If you’re allergic to wheat, dairy (cow products), or corn like Bill is, pasta dishes are usually not an option. That’s one reason we rarely go out for Italian food unless it’s Tuscan style meat and vegetables.
As a substitute for wheat pasta, Bill buys Pasta Joy rice pasta, which takes a bit longer to cook than wheat pasta, but holds up pretty well in most recipes.
Since I love mac & cheese (after making many dishes of Paula Dean’s Cheesy Mac from her Lady & Sons cookbook), I was determined to find a way for Bill to enjoy it, too.
The other ingredient that needed substitution was cow’s cheese so I’ve tried either a Bulgarian sheep’s cheese from Mediterannean Island in Grand Rapids, Michigan, or kasseri (Greek sheep’s cheese) from G.B. Russo’s (also in Grand Rapids).

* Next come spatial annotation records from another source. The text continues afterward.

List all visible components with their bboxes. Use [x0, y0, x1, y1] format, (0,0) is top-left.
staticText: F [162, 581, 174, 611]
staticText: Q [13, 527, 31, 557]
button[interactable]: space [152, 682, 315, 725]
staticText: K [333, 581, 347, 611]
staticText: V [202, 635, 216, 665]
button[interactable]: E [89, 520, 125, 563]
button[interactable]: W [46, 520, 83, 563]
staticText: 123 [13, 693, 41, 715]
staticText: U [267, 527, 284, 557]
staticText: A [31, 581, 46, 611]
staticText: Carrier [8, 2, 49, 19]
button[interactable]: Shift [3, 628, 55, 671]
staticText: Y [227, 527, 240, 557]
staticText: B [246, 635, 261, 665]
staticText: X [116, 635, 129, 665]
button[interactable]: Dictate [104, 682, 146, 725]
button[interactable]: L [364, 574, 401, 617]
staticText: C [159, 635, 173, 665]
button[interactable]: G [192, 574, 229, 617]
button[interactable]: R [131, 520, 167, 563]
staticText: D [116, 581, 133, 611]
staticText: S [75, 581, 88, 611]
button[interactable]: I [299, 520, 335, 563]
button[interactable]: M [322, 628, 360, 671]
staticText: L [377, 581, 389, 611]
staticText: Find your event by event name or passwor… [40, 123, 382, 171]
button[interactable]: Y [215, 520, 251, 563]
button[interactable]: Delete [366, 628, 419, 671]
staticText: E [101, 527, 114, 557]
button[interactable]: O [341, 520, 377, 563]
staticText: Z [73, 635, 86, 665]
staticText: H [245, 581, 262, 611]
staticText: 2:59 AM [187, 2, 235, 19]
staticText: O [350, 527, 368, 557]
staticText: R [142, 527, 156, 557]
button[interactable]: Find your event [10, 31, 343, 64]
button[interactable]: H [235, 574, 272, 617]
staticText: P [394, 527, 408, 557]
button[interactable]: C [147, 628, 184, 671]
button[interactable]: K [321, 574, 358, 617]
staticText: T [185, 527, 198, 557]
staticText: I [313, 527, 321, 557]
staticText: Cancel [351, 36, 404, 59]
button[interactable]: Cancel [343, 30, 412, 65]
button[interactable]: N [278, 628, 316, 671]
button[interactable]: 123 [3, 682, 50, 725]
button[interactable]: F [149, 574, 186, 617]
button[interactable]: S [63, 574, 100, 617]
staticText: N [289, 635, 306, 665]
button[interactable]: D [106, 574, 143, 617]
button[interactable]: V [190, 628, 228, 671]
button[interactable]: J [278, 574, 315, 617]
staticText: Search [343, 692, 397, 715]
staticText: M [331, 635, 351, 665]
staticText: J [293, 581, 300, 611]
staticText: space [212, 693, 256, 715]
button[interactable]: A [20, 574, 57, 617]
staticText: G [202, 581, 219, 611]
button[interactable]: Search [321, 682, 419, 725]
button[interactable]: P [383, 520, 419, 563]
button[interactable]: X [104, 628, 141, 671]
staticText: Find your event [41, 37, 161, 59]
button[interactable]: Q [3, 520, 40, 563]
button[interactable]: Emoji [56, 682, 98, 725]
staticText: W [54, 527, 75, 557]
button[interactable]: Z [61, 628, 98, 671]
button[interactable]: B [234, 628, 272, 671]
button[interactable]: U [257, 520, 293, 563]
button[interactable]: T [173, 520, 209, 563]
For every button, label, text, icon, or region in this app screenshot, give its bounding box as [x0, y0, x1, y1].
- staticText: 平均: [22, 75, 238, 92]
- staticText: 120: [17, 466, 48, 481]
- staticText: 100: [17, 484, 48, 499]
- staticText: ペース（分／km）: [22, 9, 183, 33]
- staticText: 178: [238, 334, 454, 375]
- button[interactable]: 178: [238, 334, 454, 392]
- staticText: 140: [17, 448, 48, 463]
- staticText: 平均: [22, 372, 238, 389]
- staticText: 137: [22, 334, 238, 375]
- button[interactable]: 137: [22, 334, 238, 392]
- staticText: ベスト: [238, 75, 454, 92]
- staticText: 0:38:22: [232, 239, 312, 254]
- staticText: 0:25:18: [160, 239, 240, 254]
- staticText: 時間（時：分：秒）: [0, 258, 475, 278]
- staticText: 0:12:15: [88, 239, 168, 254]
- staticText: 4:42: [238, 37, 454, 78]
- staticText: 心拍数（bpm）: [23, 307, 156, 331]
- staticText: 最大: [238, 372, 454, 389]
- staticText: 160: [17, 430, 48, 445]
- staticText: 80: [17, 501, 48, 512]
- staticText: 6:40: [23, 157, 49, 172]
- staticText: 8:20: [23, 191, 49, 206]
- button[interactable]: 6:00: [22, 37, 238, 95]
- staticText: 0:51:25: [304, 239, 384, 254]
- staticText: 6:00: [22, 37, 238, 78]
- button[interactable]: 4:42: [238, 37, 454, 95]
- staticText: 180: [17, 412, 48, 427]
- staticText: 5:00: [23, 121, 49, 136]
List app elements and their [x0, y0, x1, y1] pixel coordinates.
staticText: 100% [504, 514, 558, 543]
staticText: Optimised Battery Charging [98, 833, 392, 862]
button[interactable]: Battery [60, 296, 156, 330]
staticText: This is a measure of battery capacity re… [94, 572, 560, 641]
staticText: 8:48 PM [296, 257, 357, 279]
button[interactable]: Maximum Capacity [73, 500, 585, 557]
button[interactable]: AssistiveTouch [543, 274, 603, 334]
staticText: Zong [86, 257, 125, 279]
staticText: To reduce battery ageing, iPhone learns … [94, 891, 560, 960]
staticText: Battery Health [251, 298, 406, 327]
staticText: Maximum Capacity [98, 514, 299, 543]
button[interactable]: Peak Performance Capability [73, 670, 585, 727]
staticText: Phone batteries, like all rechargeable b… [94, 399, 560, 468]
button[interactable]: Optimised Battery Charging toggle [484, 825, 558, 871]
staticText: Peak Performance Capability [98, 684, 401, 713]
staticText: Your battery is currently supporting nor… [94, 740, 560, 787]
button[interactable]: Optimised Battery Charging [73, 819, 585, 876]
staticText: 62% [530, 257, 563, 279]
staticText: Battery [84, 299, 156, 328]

Here’s the basic recipe, although it’s slightly different each time I make it because I do it on the fly. (If you’re vegetarian, just leave out the meat and I promise it’ll be just as tasty.)
1-lb. bag of rice pasta, preferably penne
1/2 lb. of ground grassfed pork
1 large leek or onion
1 cup grated kasseri or Bulgarian sheep’s cheese
About 1 tsp. paprika
About 1 tsp. dry mustard
About 1/4 tsp. white pepper
Salt to taste
Brown the ground pork until it’s very crispy, breaking it up into tiny pieces in the pan and draining as needed. Spoon meat onto a plate with a paper towel on it to drain any remaining fat. Keep warm.
Slice leek (or chop onion). Add some olive oil to the same pan the pork was in and saute until transparent.
Grate cheese and set aside.
Meanwhile, cook pasta according to instructions on bag. Drain.
In a large pasta bowl, pour some olive oil to coat while leaving at least 1/4 inch in the bottom. Add spices to the oil and stir until dissolved.
When pasta is cooked and drain, add it to the pasta bowl, coating with oil mixture (and adding more oil if necessary). Add cheese and stir to melt, then add pork.
You could vary this recipe in many ways, such as using ground turkey instead of pork; adding other vegetables (such as finely chopped broccoli); or changing up the spice mixture.